Reducing Surgical Wound Infections with Supplemental Oxygen
Reducing Surgical Wound Infections with Supplemental Oxygen
Abstract & Commentary
Synopsis: In a randomized trial, supplemental 80% oxygen was associated with a 54% reduction in surgical site infections among patients undergoing colorectal surgery.
Source: Greif R, et al. Supplemental perioperative oxygen to reduce the incidence of surgical-wound infection. N Engl J Med 2000;342:161-167.
Greif and colleagues randomized 500 patients undergoing elective colorectal resection to receive either 30% or 80% oxygen during surgery and for two hours after extubation. The presence or absence of wound infection during the first 15 days post- operatively was assessed using uniform criteria by physicians who were unaware of treatment group assignment. Subsets of patients underwent intraoperative determination of subcutaneous and intramuscular oxygen tension during surgery.
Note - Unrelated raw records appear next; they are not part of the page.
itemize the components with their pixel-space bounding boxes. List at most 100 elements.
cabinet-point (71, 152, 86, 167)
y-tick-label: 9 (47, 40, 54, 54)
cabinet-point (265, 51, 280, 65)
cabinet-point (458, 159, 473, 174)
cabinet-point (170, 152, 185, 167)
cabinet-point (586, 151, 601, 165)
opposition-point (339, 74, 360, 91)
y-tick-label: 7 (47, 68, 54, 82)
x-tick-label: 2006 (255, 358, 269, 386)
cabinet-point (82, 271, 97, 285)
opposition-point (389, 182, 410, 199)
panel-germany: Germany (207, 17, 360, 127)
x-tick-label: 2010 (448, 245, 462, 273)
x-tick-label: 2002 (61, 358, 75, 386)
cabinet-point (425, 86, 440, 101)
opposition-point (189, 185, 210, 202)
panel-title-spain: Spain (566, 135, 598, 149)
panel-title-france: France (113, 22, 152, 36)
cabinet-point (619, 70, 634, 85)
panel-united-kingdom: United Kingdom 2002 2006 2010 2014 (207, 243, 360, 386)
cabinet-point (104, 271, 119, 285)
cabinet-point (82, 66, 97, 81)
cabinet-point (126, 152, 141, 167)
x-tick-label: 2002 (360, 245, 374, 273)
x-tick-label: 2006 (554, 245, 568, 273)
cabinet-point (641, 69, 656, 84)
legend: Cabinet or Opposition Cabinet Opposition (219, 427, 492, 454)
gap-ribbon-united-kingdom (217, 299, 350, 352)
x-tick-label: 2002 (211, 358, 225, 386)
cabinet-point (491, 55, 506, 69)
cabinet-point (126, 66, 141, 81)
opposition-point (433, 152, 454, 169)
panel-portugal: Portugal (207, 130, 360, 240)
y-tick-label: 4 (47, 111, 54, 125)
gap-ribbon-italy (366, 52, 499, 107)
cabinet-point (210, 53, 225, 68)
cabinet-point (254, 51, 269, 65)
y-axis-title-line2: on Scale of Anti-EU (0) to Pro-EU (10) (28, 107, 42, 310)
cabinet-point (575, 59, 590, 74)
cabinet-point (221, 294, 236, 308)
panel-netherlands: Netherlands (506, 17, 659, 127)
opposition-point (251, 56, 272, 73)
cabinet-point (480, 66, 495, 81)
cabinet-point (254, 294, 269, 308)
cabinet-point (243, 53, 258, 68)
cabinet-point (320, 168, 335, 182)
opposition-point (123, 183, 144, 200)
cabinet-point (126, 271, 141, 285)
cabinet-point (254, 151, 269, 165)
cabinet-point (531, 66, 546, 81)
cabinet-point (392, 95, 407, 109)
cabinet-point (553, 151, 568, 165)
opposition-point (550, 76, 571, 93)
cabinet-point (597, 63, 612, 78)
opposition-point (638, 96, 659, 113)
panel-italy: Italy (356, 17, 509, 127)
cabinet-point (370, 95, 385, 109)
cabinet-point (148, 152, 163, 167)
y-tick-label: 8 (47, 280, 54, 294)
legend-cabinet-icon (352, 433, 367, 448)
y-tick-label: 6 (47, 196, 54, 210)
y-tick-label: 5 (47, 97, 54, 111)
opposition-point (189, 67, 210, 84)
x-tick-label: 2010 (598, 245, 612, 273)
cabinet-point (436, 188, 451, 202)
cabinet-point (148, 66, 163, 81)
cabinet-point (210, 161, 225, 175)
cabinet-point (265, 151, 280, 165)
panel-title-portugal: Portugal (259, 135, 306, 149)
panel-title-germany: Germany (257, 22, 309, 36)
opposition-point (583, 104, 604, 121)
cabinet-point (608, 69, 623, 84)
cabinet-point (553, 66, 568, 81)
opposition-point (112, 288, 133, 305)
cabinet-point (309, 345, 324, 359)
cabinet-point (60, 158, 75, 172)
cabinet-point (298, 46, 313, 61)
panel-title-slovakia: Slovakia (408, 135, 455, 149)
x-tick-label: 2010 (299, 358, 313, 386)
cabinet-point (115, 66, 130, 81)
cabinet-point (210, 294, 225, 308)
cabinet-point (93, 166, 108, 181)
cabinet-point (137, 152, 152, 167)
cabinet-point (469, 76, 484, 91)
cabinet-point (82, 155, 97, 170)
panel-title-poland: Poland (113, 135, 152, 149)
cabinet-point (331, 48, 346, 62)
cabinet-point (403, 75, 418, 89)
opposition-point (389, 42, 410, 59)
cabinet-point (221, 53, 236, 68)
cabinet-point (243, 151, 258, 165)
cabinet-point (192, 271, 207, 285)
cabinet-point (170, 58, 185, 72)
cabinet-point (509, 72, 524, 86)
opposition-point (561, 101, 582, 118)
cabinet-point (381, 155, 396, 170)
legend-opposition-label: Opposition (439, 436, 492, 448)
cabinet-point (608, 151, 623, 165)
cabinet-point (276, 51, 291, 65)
Case and control groups were evenly distributed as to the study on the efficacy of nosocomial infection control (SENIC) and national nosocomial infection surveillance system (NNISS) scores and had identical predicted infection rates. Of the 250 patients assigned to receive 80% oxygen, 13 (5.2%) had wound infections, compared with 28 patients assigned to receive 30% oxygen (11.2%). The absolute difference between the groups was 6% (CI = 95, 1.2- 10.8%). There were six postoperative deaths in the group receiving 30% oxygen, compared with one in the group receiving 80% oxygen (P = 0.13). Mean subcutaneous oxygen tension was significantly higher in patients receiving 80% oxygen compared with those receiving 30% oxygen (109 mm Hg vs 59 mm Hg; P < 0.001), as was muscle oxygen tension (49 mm Hg vs 25 mm Hg; P < 0.001). Although the overall duration of hospitalization was not significantly different between the two groups, patients with wound infections were hospitalized for a mean of 18.7 days compared with 11.4 days for those without infection (P < 0.001).
Comment by Robert Muder, MD
Wound infections are major complications of surgical procedures, increasing morbidity, length of stay, and cost. Colorectal surgery is relatively high risk, with infection rates of 4-13% reported by the NNISS.1 It is generally believed that the immediate perioperative period is the critical window in which wound infection is established. Thus, prophylactic antibiotics are most effective when administered immediately before skin incision.2 Oxidative killing of bacteria by neutrophils requires production of superoxide radicals. The rate of generation of these radicals is dependent on the local partial pressure of oxygen. Tissue oxygenation is disrupted during surgery because of vascular injury and thrombosis. Aggravating factors include hypovolemia, hypotensions, and systemic hypoxia.
Greif et al demonstrated that maintaining high perioperative tissue oxygen tension through administration of 80% supplemental oxygen resulted in a 50% decrease in surgical wound infections. Although the study was meticulously performed, I have a few minor criticisms. It does not appear that prophylactic antibiotic administration was standardized; it would have been reassuring to have seen data on the drugs and timing of administration for both study groups. In addition, the wound infection rate in the patients receiving 30% oxygen was substantially higher (11.2%) than that predicted by the NNISS index (6.3%). Finally, the duration of follow-up was 15 days. If the effect of higher concentrations of oxygen was to delay rather than prevent wound infection, the difference between the two groups might have been smaller.
However, brief administration of 80% oxygen is without known or observed detrimental side effects; it is not particularly expensive. I believe that the data presented in this study are fairly convincing and would agree that patients undergoing intestinal surgery should receive supplemental 80% oxygen. Whether patients undergoing other types of procedures should receive increased oxygen concentrations is uncertain. For example, joint replacement surgery is associated with infection rates of 1-2% or less in many centers. It would be difficult to demonstrate a significant reduction due to any intervention without a large study group. On the other hand, infections of prosthetic joints lead to prolonged disability and multiple subsequent surgical procedures. A small decrease in infection rates due to a simple and inexpensive intervention may prove to be extremely cost effective. This would be a worthy area of investigation should anyone be up to the task of conducting such a trial.
References
1. Gerberding J, et al. Am J Infect Control 1999;27: 520-532.
2. Classen DC, et al. N Engl J Med 1992;326:281-286.
Which of the following statements is correct?
a. Perioperative administration of supplemental 80% oxygen has been shown to reduce the risk of surgical wound infection after hysterectomy.
b. It has been demonstrated that all patients undergoing placement of a joint prosthesis should receive supplemental 80% oxygen.
c. Supplemental 80% oxygen reduced the incidence of surgical wound infections after colorectal surgery by approximately one-half.
d. Bacterial killing by neutrophils is optimal at reduced oxygen tension.